Abstract

Allogeneic hematopoietic stem cell transplantation (allo-HSCT) is the major curative immunotherapy for hematologic malignancies. The therapeutic benefits of allo-HSCT are primarily derived from an anti-leukemia effect or graft-versus-leukemia (GvL) that is mediated by mature T cells in donor grafts. Unfortunately, these T cells could react against recipient tissues resulting in graft-versus-host disease (GvHD), a life-threatening complication post allo-HSCT. Due to this strong association between GvL and GvHD, developing a more effective therapeutic strategy to selectively suppress GvHD while preserving or enhancing the GvL effects remains a fundamental yet unmet medical need.

We have previously published that co-blockade of interferon gamma receptor (IFNGR) and interleukin-6 receptor (IL6R) results in a complete prevention of GvHD (Choi et al., Leukemia, 2018). Moreover, in vivo administration of baricitinib, an inhibitor of Janus kinases 1 and 2 (JAK1/JAK2) which are downstream of IFNGR and IL6R, also prevents GvHD while preserving GvL in our preclinical murine model. The possible mechanistic pathways by which baricitinib mitigates GvHD include robust upregulation of regulatory T cells (Tregs), inhibition of GvHD-inducing Th1/Th2 cell differentiation, an altered T cell trafficking away from GvHD organs, and reduction of antigen presenting cells' allo-reactivity.

Given the potent modulatory effect of baricitinib on GvHD and GvL, we next sought to determine the minimum duration of baricitinib treatment for the complete prevention of GvHD. Since we have found that baricitinib significantly increases Tregs during the first two weeks of the treatment, we hypothesized that two weeks of baricitinib administration is sufficient to completely prevent GvHD. We performed allo-HSCT in which B6 (H-2b) T cell-depleted bone marrow cells (5x106) along with pan T cells (5x105) were intravenously injected into lethally irradiated Balb/c mice (H-2d). Baricitinib was subcutaneously administered to the recipient mice once a day (5 days/week) for a period of one, two, three, or four weeks following allo-HSCT. Overall survival rates, clinical GvHD scores, complete blood counts, immunophenotyping of blood cells and histopathological scores were assessed to determine whether the GvHD was prevented. We have found that two to four-week treatment groups demonstrate significantly better overall survival rates, blood count recovery and histopathological scores than vehicle control or the one-week treatment groups, while no such significant differences were observed among the other groups (Fig. A). All of these data suggest that two weeks of baricitinib treatment is sufficient for complete prevention of GvHD.

Lastly, we have previously reported that baricitinib reverses established GvHD (Choi et al., Leukemia, 2018) and we have recently found that both JAK1/JAK2 inhibitors, ruxolitinib and baricitinib, significantly enhance human intestinal organoid growth in vitro (Fig. B). Of note, the intestines are frequently diagnosed and severely damaged GvHD target organs in both human patients and our mouse models of GvHD. Thus, we hypothesized that baricitinib not only modulates immune cell functions as described above, but also promotes restoration of tissues damaged by GvHD. To test this hypothesis, we delayed baricitinib administration until mice developed clinically apparent GvHD and administered baricitinib starting on days 10, 17, or 31 after allo-HSCT for a period of two weeks. Despite this latency, the day 10 group showed 100% overall survival rate (5% in control, p<0.0001) while 70% and 60% in the days 17 and 31 groups, respectively (Fig. C). According to histopathological analysis of the three major GvHD target organs (GI, skin, liver) the day 10 group also demonstrated a significantly lower total grade than the vehicle control (Fig. D) whereas only a trend towards lower GvHD scores were observed in the rest of the groups. Hence, our data suggest that baricitinib reverses established GvHD by promoting tissue regeneration in GvHD damaged organs.
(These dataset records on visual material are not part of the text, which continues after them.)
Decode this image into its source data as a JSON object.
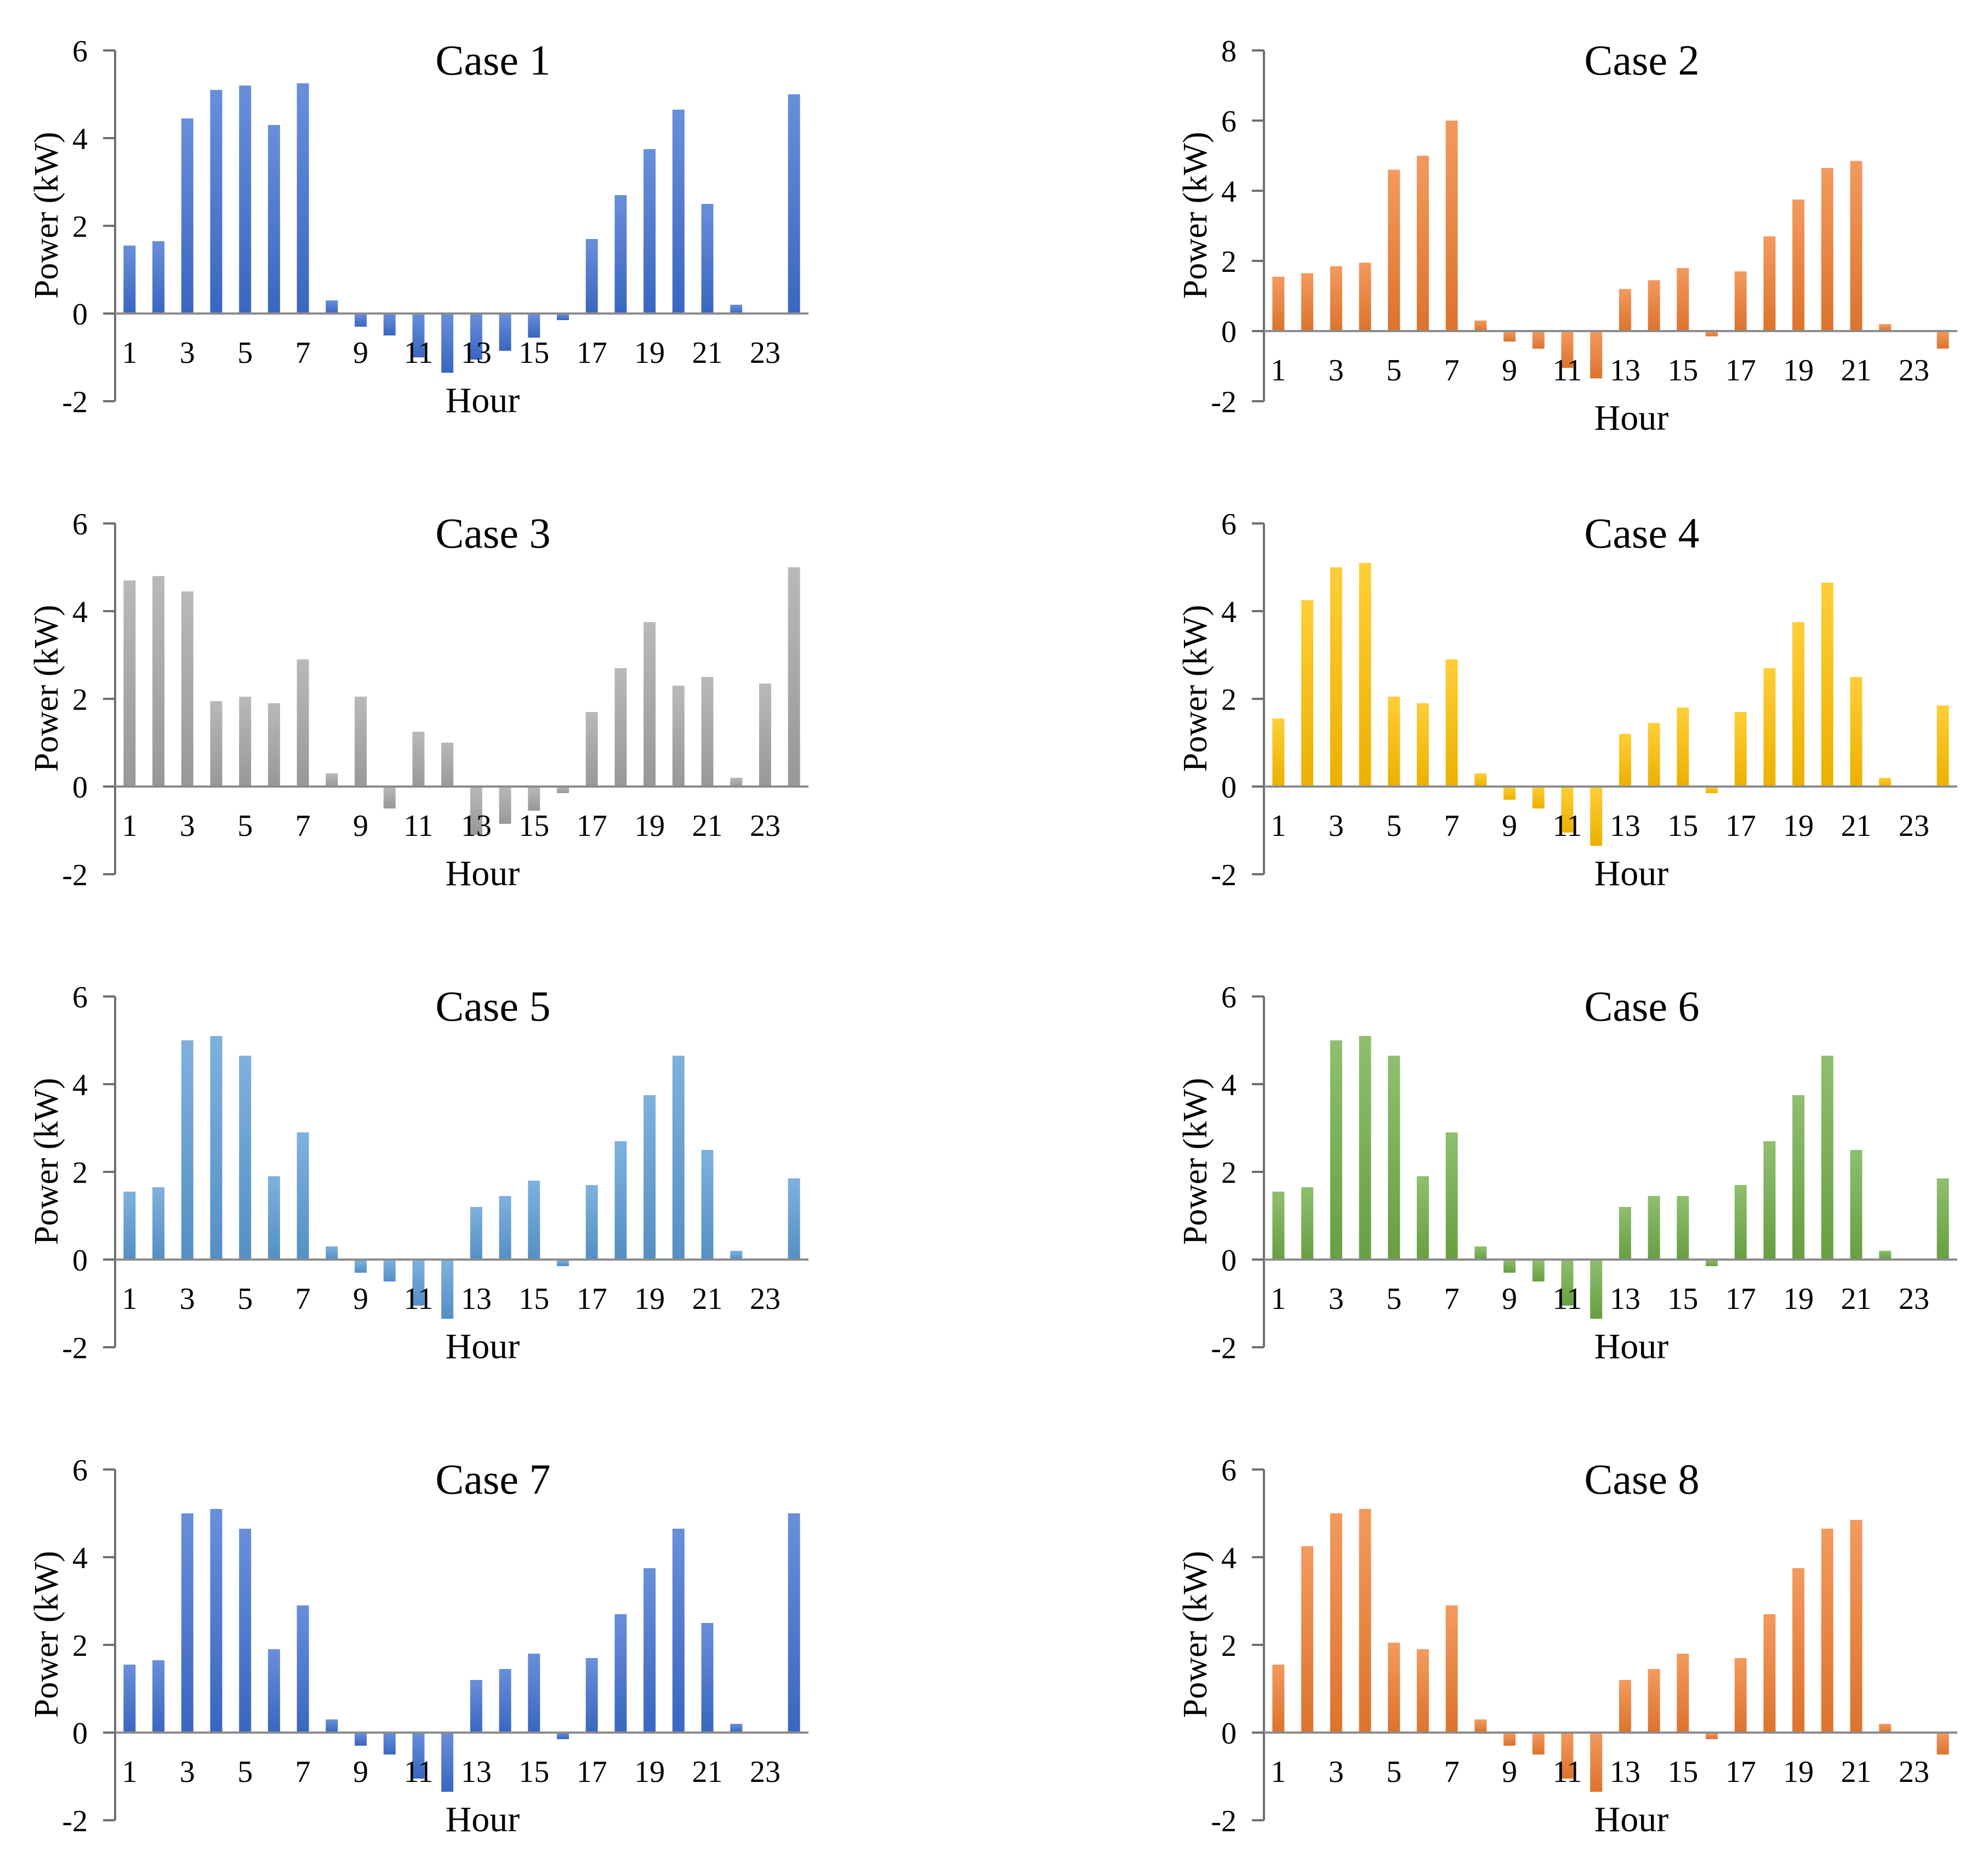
{
  "chart_data": [
    {
      "type": "bar",
      "title": "Case 1",
      "xlabel": "Hour",
      "ylabel": "Power (kW)",
      "ylim": [
        -2,
        6
      ],
      "yticks": [
        -2,
        0,
        2,
        4,
        6
      ],
      "xtick_labels": [
        "1",
        "3",
        "5",
        "7",
        "9",
        "11",
        "13",
        "15",
        "17",
        "19",
        "21",
        "23"
      ],
      "categories": [
        1,
        2,
        3,
        4,
        5,
        6,
        7,
        8,
        9,
        10,
        11,
        12,
        13,
        14,
        15,
        16,
        17,
        18,
        19,
        20,
        21,
        22,
        23,
        24
      ],
      "values": [
        1.55,
        1.65,
        4.45,
        5.1,
        5.2,
        4.3,
        5.25,
        0.3,
        -0.3,
        -0.5,
        -1.0,
        -1.35,
        -1.05,
        -0.85,
        -0.55,
        -0.15,
        1.7,
        2.7,
        3.75,
        4.65,
        2.5,
        0.2,
        0,
        5.0
      ],
      "color": "#3f6fd1"
    },
    {
      "type": "bar",
      "title": "Case 2",
      "xlabel": "Hour",
      "ylabel": "Power (kW)",
      "ylim": [
        -2,
        8
      ],
      "yticks": [
        -2,
        0,
        2,
        4,
        6,
        8
      ],
      "xtick_labels": [
        "1",
        "3",
        "5",
        "7",
        "9",
        "11",
        "13",
        "15",
        "17",
        "19",
        "21",
        "23"
      ],
      "categories": [
        1,
        2,
        3,
        4,
        5,
        6,
        7,
        8,
        9,
        10,
        11,
        12,
        13,
        14,
        15,
        16,
        17,
        18,
        19,
        20,
        21,
        22,
        23,
        24
      ],
      "values": [
        1.55,
        1.65,
        1.85,
        1.95,
        4.6,
        5.0,
        6.0,
        0.3,
        -0.3,
        -0.5,
        -1.05,
        -1.35,
        1.2,
        1.45,
        1.8,
        -0.15,
        1.7,
        2.7,
        3.75,
        4.65,
        4.85,
        0.2,
        0,
        -0.5
      ],
      "color": "#ef7d31"
    },
    {
      "type": "bar",
      "title": "Case 3",
      "xlabel": "Hour",
      "ylabel": "Power (kW)",
      "ylim": [
        -2,
        6
      ],
      "yticks": [
        -2,
        0,
        2,
        4,
        6
      ],
      "xtick_labels": [
        "1",
        "3",
        "5",
        "7",
        "9",
        "11",
        "13",
        "15",
        "17",
        "19",
        "21",
        "23"
      ],
      "categories": [
        1,
        2,
        3,
        4,
        5,
        6,
        7,
        8,
        9,
        10,
        11,
        12,
        13,
        14,
        15,
        16,
        17,
        18,
        19,
        20,
        21,
        22,
        23,
        24
      ],
      "values": [
        4.7,
        4.8,
        4.45,
        1.95,
        2.05,
        1.9,
        2.9,
        0.3,
        2.05,
        -0.5,
        1.25,
        1.0,
        -1.1,
        -0.85,
        -0.55,
        -0.15,
        1.7,
        2.7,
        3.75,
        2.3,
        2.5,
        0.2,
        2.35,
        5.0
      ],
      "color": "#a5a5a5"
    },
    {
      "type": "bar",
      "title": "Case 4",
      "xlabel": "Hour",
      "ylabel": "Power (kW)",
      "ylim": [
        -2,
        6
      ],
      "yticks": [
        -2,
        0,
        2,
        4,
        6
      ],
      "xtick_labels": [
        "1",
        "3",
        "5",
        "7",
        "9",
        "11",
        "13",
        "15",
        "17",
        "19",
        "21",
        "23"
      ],
      "categories": [
        1,
        2,
        3,
        4,
        5,
        6,
        7,
        8,
        9,
        10,
        11,
        12,
        13,
        14,
        15,
        16,
        17,
        18,
        19,
        20,
        21,
        22,
        23,
        24
      ],
      "values": [
        1.55,
        4.25,
        5.0,
        5.1,
        2.05,
        1.9,
        2.9,
        0.3,
        -0.3,
        -0.5,
        -1.05,
        -1.35,
        1.2,
        1.45,
        1.8,
        -0.15,
        1.7,
        2.7,
        3.75,
        4.65,
        2.5,
        0.2,
        0,
        1.85
      ],
      "color": "#ffc000"
    },
    {
      "type": "bar",
      "title": "Case 5",
      "xlabel": "Hour",
      "ylabel": "Power (kW)",
      "ylim": [
        -2,
        6
      ],
      "yticks": [
        -2,
        0,
        2,
        4,
        6
      ],
      "xtick_labels": [
        "1",
        "3",
        "5",
        "7",
        "9",
        "11",
        "13",
        "15",
        "17",
        "19",
        "21",
        "23"
      ],
      "categories": [
        1,
        2,
        3,
        4,
        5,
        6,
        7,
        8,
        9,
        10,
        11,
        12,
        13,
        14,
        15,
        16,
        17,
        18,
        19,
        20,
        21,
        22,
        23,
        24
      ],
      "values": [
        1.55,
        1.65,
        5.0,
        5.1,
        4.65,
        1.9,
        2.9,
        0.3,
        -0.3,
        -0.5,
        -1.05,
        -1.35,
        1.2,
        1.45,
        1.8,
        -0.15,
        1.7,
        2.7,
        3.75,
        4.65,
        2.5,
        0.2,
        0,
        1.85
      ],
      "color": "#5b9bd5"
    },
    {
      "type": "bar",
      "title": "Case 6",
      "xlabel": "Hour",
      "ylabel": "Power (kW)",
      "ylim": [
        -2,
        6
      ],
      "yticks": [
        -2,
        0,
        2,
        4,
        6
      ],
      "xtick_labels": [
        "1",
        "3",
        "5",
        "7",
        "9",
        "11",
        "13",
        "15",
        "17",
        "19",
        "21",
        "23"
      ],
      "categories": [
        1,
        2,
        3,
        4,
        5,
        6,
        7,
        8,
        9,
        10,
        11,
        12,
        13,
        14,
        15,
        16,
        17,
        18,
        19,
        20,
        21,
        22,
        23,
        24
      ],
      "values": [
        1.55,
        1.65,
        5.0,
        5.1,
        4.65,
        1.9,
        2.9,
        0.3,
        -0.3,
        -0.5,
        -1.05,
        -1.35,
        1.2,
        1.45,
        1.45,
        -0.15,
        1.7,
        2.7,
        3.75,
        4.65,
        2.5,
        0.2,
        0,
        1.85
      ],
      "color": "#70ad47"
    },
    {
      "type": "bar",
      "title": "Case 7",
      "xlabel": "Hour",
      "ylabel": "Power (kW)",
      "ylim": [
        -2,
        6
      ],
      "yticks": [
        -2,
        0,
        2,
        4,
        6
      ],
      "xtick_labels": [
        "1",
        "3",
        "5",
        "7",
        "9",
        "11",
        "13",
        "15",
        "17",
        "19",
        "21",
        "23"
      ],
      "categories": [
        1,
        2,
        3,
        4,
        5,
        6,
        7,
        8,
        9,
        10,
        11,
        12,
        13,
        14,
        15,
        16,
        17,
        18,
        19,
        20,
        21,
        22,
        23,
        24
      ],
      "values": [
        1.55,
        1.65,
        5.0,
        5.1,
        4.65,
        1.9,
        2.9,
        0.3,
        -0.3,
        -0.5,
        -1.05,
        -1.35,
        1.2,
        1.45,
        1.8,
        -0.15,
        1.7,
        2.7,
        3.75,
        4.65,
        2.5,
        0.2,
        0,
        5.0
      ],
      "color": "#3f6fd1"
    },
    {
      "type": "bar",
      "title": "Case 8",
      "xlabel": "Hour",
      "ylabel": "Power (kW)",
      "ylim": [
        -2,
        6
      ],
      "yticks": [
        -2,
        0,
        2,
        4,
        6
      ],
      "xtick_labels": [
        "1",
        "3",
        "5",
        "7",
        "9",
        "11",
        "13",
        "15",
        "17",
        "19",
        "21",
        "23"
      ],
      "categories": [
        1,
        2,
        3,
        4,
        5,
        6,
        7,
        8,
        9,
        10,
        11,
        12,
        13,
        14,
        15,
        16,
        17,
        18,
        19,
        20,
        21,
        22,
        23,
        24
      ],
      "values": [
        1.55,
        4.25,
        5.0,
        5.1,
        2.05,
        1.9,
        2.9,
        0.3,
        -0.3,
        -0.5,
        -1.05,
        -1.35,
        1.2,
        1.45,
        1.8,
        -0.15,
        1.7,
        2.7,
        3.75,
        4.65,
        4.85,
        0.2,
        0,
        -0.5
      ],
      "color": "#ef7d31"
    }
  ]
}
In conclusion, our studies demonstrate that baricitinib-induced blockade of IFNGR and IL6R represents a promising therapeutic strategy for both prevention and treatment of GvHD while preserving GvL. Molecular mechanisms underlying baricitinib-mediated reversal of established GvHD are being currently investigated and will be presented.

Disclosures

No relevant conflicts of interest to declare.

Author notes

*

Asterisk with author names denotes non-ASH members.